Да, ей нелегко было. И хорошо, что она подалась на завод. Там, в рабочем коллективе, обрела она новые силы. Но неужели мы больше не встретимся? Неужели навсегда разошлись наши пути-дороги?
Неожиданно из-за дома вышел Миня Лапонин. Увидев меня, он остановился, подумал. Потом решительно направился к крыльцу. Я спрятал письмо в карман и перешел на другую сторону, будто стараясь занять место поудобнее. Встреча с Прыщом всегда настораживала меня, и я всякий раз невольно подтягивался, готовясь к обороне.
Подойдя к крыльцу, Миня скабрезно ухмыльнулся и пренебрежительно сказал:
— Привет, секлетарь! Давно собираюсь потолковать. Вопрос к тебе дюже важный. Хочу узнать, когда перестанешь вредить мне? Отца засадил в тюрьму — ладно. Туда ему и дорога. А вот за Клавку Комарову не благодарю. Даже обратно предупреждаю.
Я не понял, о чем речь. Миня снова поморщился, как от изжоги, и зло продолжал:
— О Клавке говорю. Попридержал бы язык, пока его не вырвали. У меня к ней чувства. Может, на всю жизнь. А ты впутываешься.
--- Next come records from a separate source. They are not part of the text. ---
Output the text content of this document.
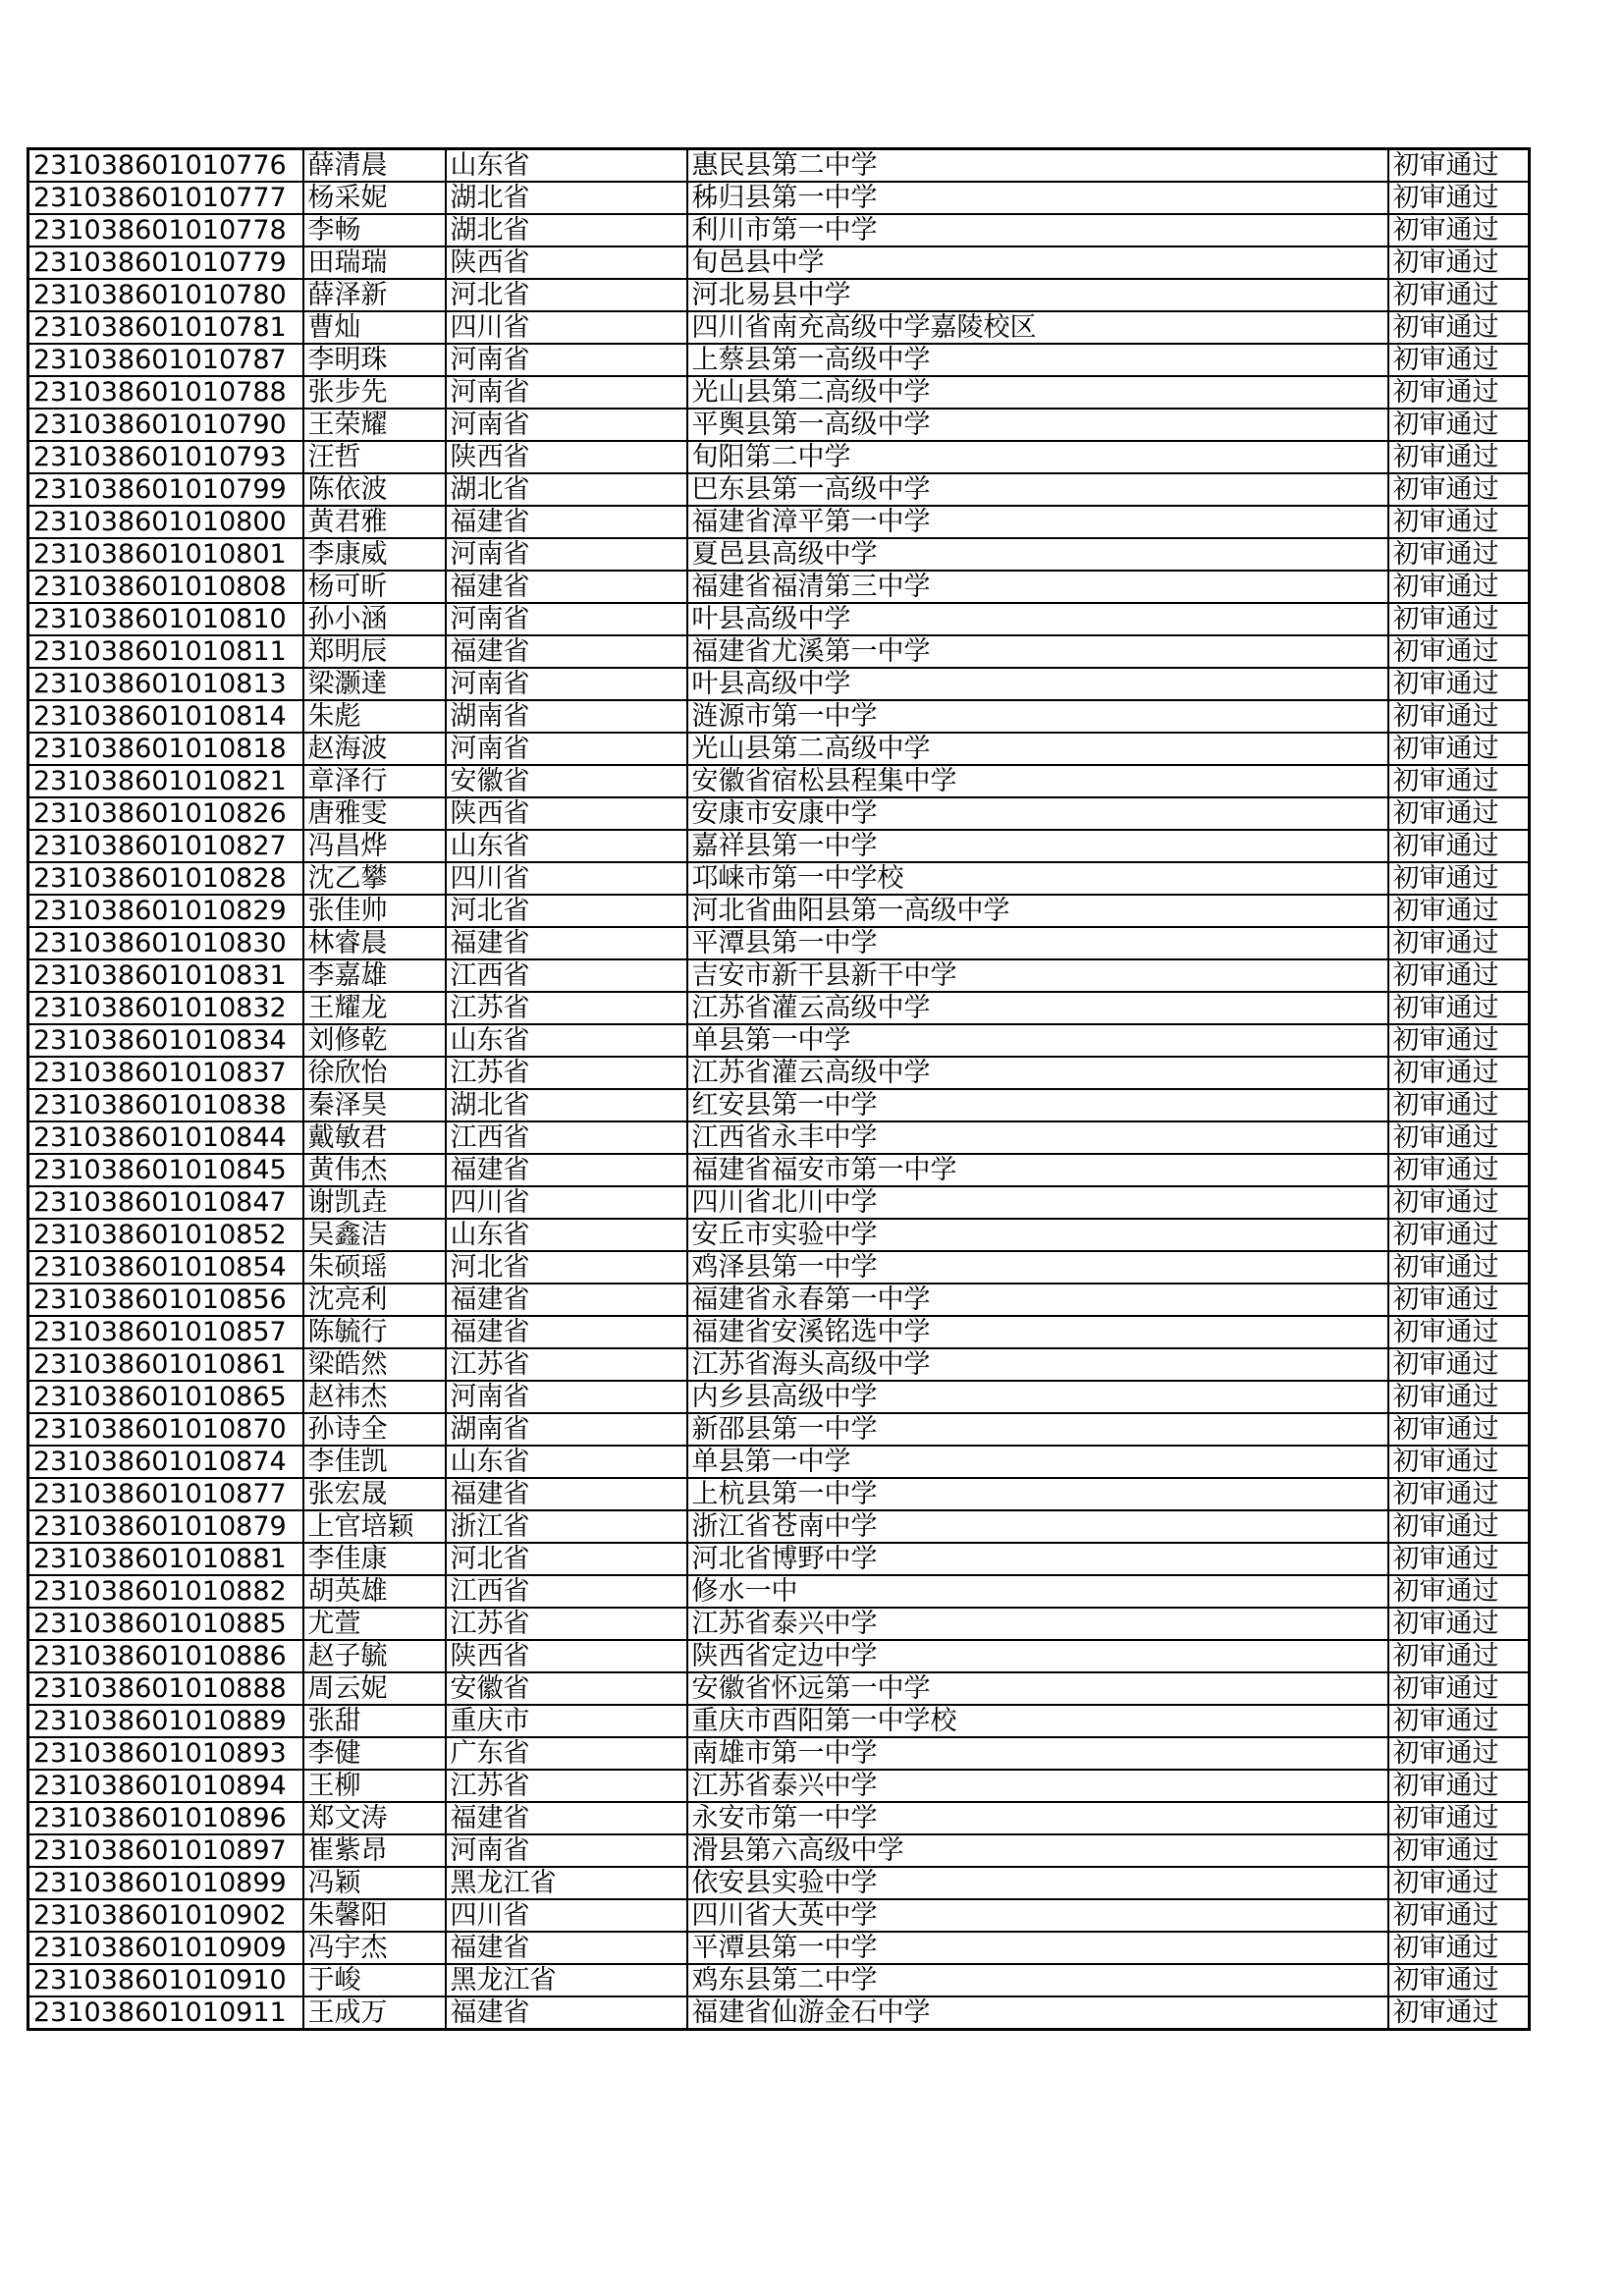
231038601010776	薛清晨	山东省	惠民县第二中学	初审通过
231038601010777	杨采妮	湖北省	秭归县第一中学	初审通过
231038601010778	李畅	湖北省	利川市第一中学	初审通过
231038601010779	田瑞瑞	陕西省	旬邑县中学	初审通过
231038601010780	薛泽新	河北省	河北易县中学	初审通过
231038601010781	曹灿	四川省	四川省南充高级中学嘉陵校区	初审通过
231038601010787	李明珠	河南省	上蔡县第一高级中学	初审通过
231038601010788	张步先	河南省	光山县第二高级中学	初审通过
231038601010790	王荣耀	河南省	平舆县第一高级中学	初审通过
231038601010793	汪哲	陕西省	旬阳第二中学	初审通过
231038601010799	陈依波	湖北省	巴东县第一高级中学	初审通过
231038601010800	黄君雅	福建省	福建省漳平第一中学	初审通过
231038601010801	李康威	河南省	夏邑县高级中学	初审通过
231038601010808	杨可昕	福建省	福建省福清第三中学	初审通过
231038601010810	孙小涵	河南省	叶县高级中学	初审通过
231038601010811	郑明辰	福建省	福建省尤溪第一中学	初审通过
231038601010813	梁灏達	河南省	叶县高级中学	初审通过
231038601010814	朱彪	湖南省	涟源市第一中学	初审通过
231038601010818	赵海波	河南省	光山县第二高级中学	初审通过
231038601010821	章泽行	安徽省	安徽省宿松县程集中学	初审通过
231038601010826	唐雅雯	陕西省	安康市安康中学	初审通过
231038601010827	冯昌烨	山东省	嘉祥县第一中学	初审通过
231038601010828	沈乙攀	四川省	邛崃市第一中学校	初审通过
231038601010829	张佳帅	河北省	河北省曲阳县第一高级中学	初审通过
231038601010830	林睿晨	福建省	平潭县第一中学	初审通过
231038601010831	李嘉雄	江西省	吉安市新干县新干中学	初审通过
231038601010832	王耀龙	江苏省	江苏省灌云高级中学	初审通过
231038601010834	刘修乾	山东省	单县第一中学	初审通过
231038601010837	徐欣怡	江苏省	江苏省灌云高级中学	初审通过
231038601010838	秦泽昊	湖北省	红安县第一中学	初审通过
231038601010844	戴敏君	江西省	江西省永丰中学	初审通过
231038601010845	黄伟杰	福建省	福建省福安市第一中学	初审通过
231038601010847	谢凯垚	四川省	四川省北川中学	初审通过
231038601010852	吴鑫洁	山东省	安丘市实验中学	初审通过
231038601010854	朱硕瑶	河北省	鸡泽县第一中学	初审通过
231038601010856	沈亮利	福建省	福建省永春第一中学	初审通过
231038601010857	陈毓行	福建省	福建省安溪铭选中学	初审通过
231038601010861	梁皓然	江苏省	江苏省海头高级中学	初审通过
231038601010865	赵祎杰	河南省	内乡县高级中学	初审通过
231038601010870	孙诗全	湖南省	新邵县第一中学	初审通过
231038601010874	李佳凯	山东省	单县第一中学	初审通过
231038601010877	张宏晟	福建省	上杭县第一中学	初审通过
231038601010879	上官培颖	浙江省	浙江省苍南中学	初审通过
231038601010881	李佳康	河北省	河北省博野中学	初审通过
231038601010882	胡英雄	江西省	修水一中	初审通过
231038601010885	尤萱	江苏省	江苏省泰兴中学	初审通过
231038601010886	赵子毓	陕西省	陕西省定边中学	初审通过
231038601010888	周云妮	安徽省	安徽省怀远第一中学	初审通过
231038601010889	张甜	重庆市	重庆市酉阳第一中学校	初审通过
231038601010893	李健	广东省	南雄市第一中学	初审通过
231038601010894	王柳	江苏省	江苏省泰兴中学	初审通过
231038601010896	郑文涛	福建省	永安市第一中学	初审通过
231038601010897	崔紫昂	河南省	滑县第六高级中学	初审通过
231038601010899	冯颖	黑龙江省	依安县实验中学	初审通过
231038601010902	朱馨阳	四川省	四川省大英中学	初审通过
231038601010909	冯宇杰	福建省	平潭县第一中学	初审通过
231038601010910	于峻	黑龙江省	鸡东县第二中学	初审通过
231038601010911	王成万	福建省	福建省仙游金石中学	初审通过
И расстраиваешь дело.
Ах, вон оно что! В тот раз я нелестно отозвался о женихе. Даже, кажется, назвал его обезьяной. Неужели это расстроило сделку? Но как об этом стало известно Прыщу? Клавдия призналась? Или мельник передал ее признание?
— Я не впутывался и не собираюсь впутываться в твои дела, — сказал я, испытывая отвращение. — Но говорить о тебе буду всегда, что думаю. А думаю я о тебе только одно: ты настоящий гад и к тому же вонючий.
С этими словами я сошел со ступеньки и сжал кулаки. В кармане у меня лежало письмо Маши. А перед глазами стояла она сама с синяками на теле. И мне хотелось наделать таких же синяков на бугристом лице Прыща. Но тот не принял вызова. Трусливо втянув шею в воротник бобрикового пиджака, он отступил назад.
— Ладно, секлетарь, — процедил он сквозь зубы, забитые едой. — Больше предупреждать не будем. Хватит. Теперь будем…
И не досказав, что теперь будет, двинулся по улице. А я снова поднялся на крыльцо. И опять достал письмо Маши. Но на этот раз ровные строчки прыгали перед глазами, и на бумаге проступало девичье лицо. Оно было таким же, каким я видел его в последнюю встречу: гневным, обиженным, страдальческим. Я сунул письмо в карман и до боли стиснул челюсти. Нет, никогда я не забуду того, что- случилось. И успокоюсь, когда ненавистный Миня получит свое.
В коридоре послышались шаги. На крыльцо вышла Домка. Выглядела вдова теперь неуверенно, даже сконфуженно.
— Ну как? — спросил я, с любопытством разглядывая ее. — Договорились?
Домка с нескрываемым сожалением посмотрела мне в лицо.
— Эх ты, рашпиленок! — проговорила она. — Уж и растрепался. Не выйдет из тебя ничего путного.